The cryptocurrency market recently experienced a significant downturn, marked by a substantial sell-off over the weekend that saw major digital assets, particularly Bitcoin, facing steep declines and setting several unprecedented records. This turbulent period has led to widespread liquidations and raised concerns about the continuation of the multi-year bull cycle.
Market Meltdown and Record Liquidations
The sell-off initiated on Friday due to macroeconomic concerns, triggering a sharp decline in Bitcoin's value from approximately $122,600 to $107,000, with declines continuing through Saturday. This market contraction resulted in the total crypto market capitalization falling to $3.76 trillion, accompanied by an astonishing $19.36 billion in liquidations across digital assets, marking the largest crypto liquidation event in history. Most crypto assets, including Bitcoin, continued to trade down, reflecting widespread losses and a significant shift in market sentiment.
Bitcoin's Unwanted Records and Crucial Support
Amidst the dramatic price collapse, Bitcoin established new, albeit undesirable, records. It printed its first-ever $20,000 red daily candle, a stark indicator of the rapid decline.
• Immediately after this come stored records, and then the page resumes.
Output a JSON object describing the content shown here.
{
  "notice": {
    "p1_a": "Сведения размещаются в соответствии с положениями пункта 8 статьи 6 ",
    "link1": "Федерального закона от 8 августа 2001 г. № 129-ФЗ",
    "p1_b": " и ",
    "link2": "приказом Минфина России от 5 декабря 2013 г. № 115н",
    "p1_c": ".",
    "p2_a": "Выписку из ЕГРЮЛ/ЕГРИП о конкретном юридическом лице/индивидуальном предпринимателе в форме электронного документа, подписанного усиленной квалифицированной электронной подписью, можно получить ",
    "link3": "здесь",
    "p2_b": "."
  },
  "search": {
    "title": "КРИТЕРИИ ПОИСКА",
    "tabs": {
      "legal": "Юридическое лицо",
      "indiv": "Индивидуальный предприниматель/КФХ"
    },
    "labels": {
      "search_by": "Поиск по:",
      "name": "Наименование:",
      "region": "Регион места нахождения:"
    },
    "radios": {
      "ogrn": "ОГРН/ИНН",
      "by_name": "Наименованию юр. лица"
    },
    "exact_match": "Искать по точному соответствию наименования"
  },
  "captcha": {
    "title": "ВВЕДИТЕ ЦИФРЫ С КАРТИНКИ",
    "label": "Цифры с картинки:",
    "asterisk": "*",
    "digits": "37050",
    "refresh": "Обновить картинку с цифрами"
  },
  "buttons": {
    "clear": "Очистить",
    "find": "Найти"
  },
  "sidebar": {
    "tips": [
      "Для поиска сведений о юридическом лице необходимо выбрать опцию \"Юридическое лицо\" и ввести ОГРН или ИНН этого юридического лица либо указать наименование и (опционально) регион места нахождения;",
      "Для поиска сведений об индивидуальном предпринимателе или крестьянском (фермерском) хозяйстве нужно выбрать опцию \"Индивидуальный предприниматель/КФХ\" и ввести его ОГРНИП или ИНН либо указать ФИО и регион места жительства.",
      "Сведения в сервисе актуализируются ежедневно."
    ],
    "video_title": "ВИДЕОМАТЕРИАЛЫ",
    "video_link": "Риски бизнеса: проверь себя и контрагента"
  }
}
Simultaneously, the futures market witnessed its largest single-day open interest wipeout in history, with over $11 billion in positions cleared, signaling massive deleveraging and substantial losses for many traders. The immediate focus now shifts to the critical $100,000 support level; a sustained close below this point could potentially signify the end of the three-year bull cycle, a sentiment echoed by high volumes of "put" options at the $110,000 and $100,000 price points.